Das Schöne ist ja: Seine Verwandtschaft kann man sich zwar heute immer noch nicht aussuchen, sehr wohl aber seine Nächsten. „Familie“ im eigentlichen, sozial-emotionalen Sinne. Menschen sind viel mobiler als früher, bereits in der Ausbildung lernen die meisten neue Leute kennen, neue Perspektiven. In der Regel gewinnen sie dabei – mindestens Lebenserfahrung und einen weiteren Horizont, nicht selten Freunde fürs Leben. Zumindest uns ist es über die Jahre so ergangen. Dank Messenger und Video-Telefonie können wir selbst Menschen, die sehr weit weg sind, sehr nah sein – ob blutsverwandt oder nicht. Umgekehrt helfen das beste Handynetz und die Worldwide-Flatrate nicht weiter, wenn man dem Menschen am anderen Ende der Leitung nichts zu sagen hat.
Die modernen Wege, Menschen zu begegnen und mit ihnen zu kommunizieren, müssen das Konzept Verwandtschaft/Familie natürlich nicht verdrängen, idealerweise unterstützen sie es. Meine Eltern sind früher mit Zehn-Pfennig-Stücken zur Telefonzelle im Dorf gestapft, um regelmäßig bei der Familie anzurufen. Heute könnten mein Mann und ich unsere unzähligen täglichen Schnappschüsse mit einem Klick an die Verwandtschaft in Oberschlesien weiterleiten, die meisten schicken wir aber nur an Eltern und Geschwister – sowie zwei, drei Chatgruppen mit lieben Freunden. Die Paten unserer Kinder sind meine Schwestern sowie zwei Freunde. Auf der Taufe unseres zweiten Sohnes war niemand aus der weiteren Verwandtschaft, aus organisatorischen Gründen, nachdem die erste Taufe so unglaublich anstrengend gewesen war. Und weil wir den Tag mit den Menschen verbringen wollten, die uns und unserem Täufling am nächsten stehen.

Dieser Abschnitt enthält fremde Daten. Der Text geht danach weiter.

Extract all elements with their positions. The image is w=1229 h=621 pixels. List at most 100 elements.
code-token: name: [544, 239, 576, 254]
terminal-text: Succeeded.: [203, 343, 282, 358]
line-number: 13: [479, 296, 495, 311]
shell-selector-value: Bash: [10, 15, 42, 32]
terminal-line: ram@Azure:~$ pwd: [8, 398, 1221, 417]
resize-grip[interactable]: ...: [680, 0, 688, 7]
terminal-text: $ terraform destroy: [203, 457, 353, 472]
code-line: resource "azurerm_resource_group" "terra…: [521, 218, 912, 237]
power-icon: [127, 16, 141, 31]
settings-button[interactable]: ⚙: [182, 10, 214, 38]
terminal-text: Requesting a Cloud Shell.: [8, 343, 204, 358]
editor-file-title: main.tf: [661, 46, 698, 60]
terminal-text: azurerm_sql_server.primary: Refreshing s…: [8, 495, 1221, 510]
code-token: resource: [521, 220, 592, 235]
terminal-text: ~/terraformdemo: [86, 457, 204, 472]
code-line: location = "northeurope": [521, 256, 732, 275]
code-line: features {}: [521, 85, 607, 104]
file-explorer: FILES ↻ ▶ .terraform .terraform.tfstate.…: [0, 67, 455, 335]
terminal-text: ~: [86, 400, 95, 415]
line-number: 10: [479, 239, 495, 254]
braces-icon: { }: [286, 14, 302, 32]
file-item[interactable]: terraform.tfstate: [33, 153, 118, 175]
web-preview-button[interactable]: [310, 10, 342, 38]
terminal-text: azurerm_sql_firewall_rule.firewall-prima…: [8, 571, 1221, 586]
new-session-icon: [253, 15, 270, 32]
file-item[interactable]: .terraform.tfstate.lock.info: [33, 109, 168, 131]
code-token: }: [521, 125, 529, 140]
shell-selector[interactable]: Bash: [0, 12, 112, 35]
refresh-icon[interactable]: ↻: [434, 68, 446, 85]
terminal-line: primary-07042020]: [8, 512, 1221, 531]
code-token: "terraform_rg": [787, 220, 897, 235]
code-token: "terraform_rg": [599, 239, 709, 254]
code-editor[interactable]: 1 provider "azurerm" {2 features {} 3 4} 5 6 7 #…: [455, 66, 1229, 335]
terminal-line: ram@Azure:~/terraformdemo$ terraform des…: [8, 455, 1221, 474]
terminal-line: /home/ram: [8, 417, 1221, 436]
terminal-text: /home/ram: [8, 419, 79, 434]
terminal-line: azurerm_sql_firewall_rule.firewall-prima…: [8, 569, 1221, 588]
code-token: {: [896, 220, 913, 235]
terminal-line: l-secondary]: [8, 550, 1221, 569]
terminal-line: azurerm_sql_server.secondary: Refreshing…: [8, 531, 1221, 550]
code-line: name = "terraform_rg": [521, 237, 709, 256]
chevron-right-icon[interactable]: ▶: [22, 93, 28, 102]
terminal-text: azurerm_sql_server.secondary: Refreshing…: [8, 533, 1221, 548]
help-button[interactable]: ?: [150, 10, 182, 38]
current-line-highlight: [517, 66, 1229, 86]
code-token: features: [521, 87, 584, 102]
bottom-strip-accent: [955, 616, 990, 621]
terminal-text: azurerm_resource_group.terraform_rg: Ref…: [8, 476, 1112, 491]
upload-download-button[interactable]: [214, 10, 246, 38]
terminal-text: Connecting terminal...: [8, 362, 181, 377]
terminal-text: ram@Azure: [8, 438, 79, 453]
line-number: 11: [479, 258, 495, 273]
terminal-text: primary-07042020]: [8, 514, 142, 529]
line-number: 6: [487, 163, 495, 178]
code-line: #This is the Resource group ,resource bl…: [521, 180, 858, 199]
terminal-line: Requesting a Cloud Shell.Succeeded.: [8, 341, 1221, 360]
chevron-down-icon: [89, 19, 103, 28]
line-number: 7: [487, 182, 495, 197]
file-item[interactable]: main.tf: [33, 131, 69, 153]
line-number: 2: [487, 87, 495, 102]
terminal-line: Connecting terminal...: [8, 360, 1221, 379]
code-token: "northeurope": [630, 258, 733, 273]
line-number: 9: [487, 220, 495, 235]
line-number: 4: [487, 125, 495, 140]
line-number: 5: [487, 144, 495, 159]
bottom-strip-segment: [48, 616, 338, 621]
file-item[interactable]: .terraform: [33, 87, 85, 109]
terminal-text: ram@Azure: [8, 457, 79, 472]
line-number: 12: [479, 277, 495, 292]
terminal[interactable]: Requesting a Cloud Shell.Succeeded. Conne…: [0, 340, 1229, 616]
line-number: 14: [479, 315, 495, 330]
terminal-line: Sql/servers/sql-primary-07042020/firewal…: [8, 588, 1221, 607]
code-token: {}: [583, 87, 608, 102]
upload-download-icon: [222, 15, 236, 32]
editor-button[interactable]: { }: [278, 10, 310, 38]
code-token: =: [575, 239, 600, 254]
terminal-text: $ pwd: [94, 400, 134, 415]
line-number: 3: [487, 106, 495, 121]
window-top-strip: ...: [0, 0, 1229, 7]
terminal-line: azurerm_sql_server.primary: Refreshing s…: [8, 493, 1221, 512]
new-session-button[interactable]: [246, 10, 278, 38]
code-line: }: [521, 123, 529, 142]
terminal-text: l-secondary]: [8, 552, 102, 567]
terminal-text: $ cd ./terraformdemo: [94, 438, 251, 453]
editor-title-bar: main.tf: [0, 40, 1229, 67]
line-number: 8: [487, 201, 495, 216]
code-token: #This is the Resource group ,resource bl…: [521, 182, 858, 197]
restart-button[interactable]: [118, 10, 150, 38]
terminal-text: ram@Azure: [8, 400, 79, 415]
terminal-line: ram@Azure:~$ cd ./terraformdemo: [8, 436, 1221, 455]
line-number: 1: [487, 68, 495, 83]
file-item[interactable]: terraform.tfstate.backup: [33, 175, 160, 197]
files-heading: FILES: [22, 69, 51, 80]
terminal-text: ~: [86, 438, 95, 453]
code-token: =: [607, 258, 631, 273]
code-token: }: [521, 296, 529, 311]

Diese Entscheidung hat erwartungsgemäß die eine oder andere Irritation hervorgerufen. Während die polnische Verwandtschaft sie betont verständnisvoll (in Wirklichkeit aber beleidigt) zur Kenntnis nahm und nie wieder ein Wort darüber verlor, nicht eingeladen worden zu sein, waren vor allem meine Eltern enttäuscht. Selbst wenn der Tauftag auch für sie damit letztlich viel entspannter war als in der Großfamilien-Besetzung: Das gehört sich doch nicht! Insbesondere meine Mutter findet es traurig, dass die nächste Generation ihrer Familie so auseinanderdriftet. Sie ist der Meinung, wir Kinder sollten die Verbindung zum Rest der Familie nicht einfach „wegwerfen“. Dabei würde ich selbst das eher als Loslassen bezeichnen und als eine Art Befreiung. Auch, wenn es gemein klingt: Ich bedauere nichts und vermisse niemanden – außer die Oma und die Schnitzel. Und (nur) deshalb fahren wir sicher wieder hin.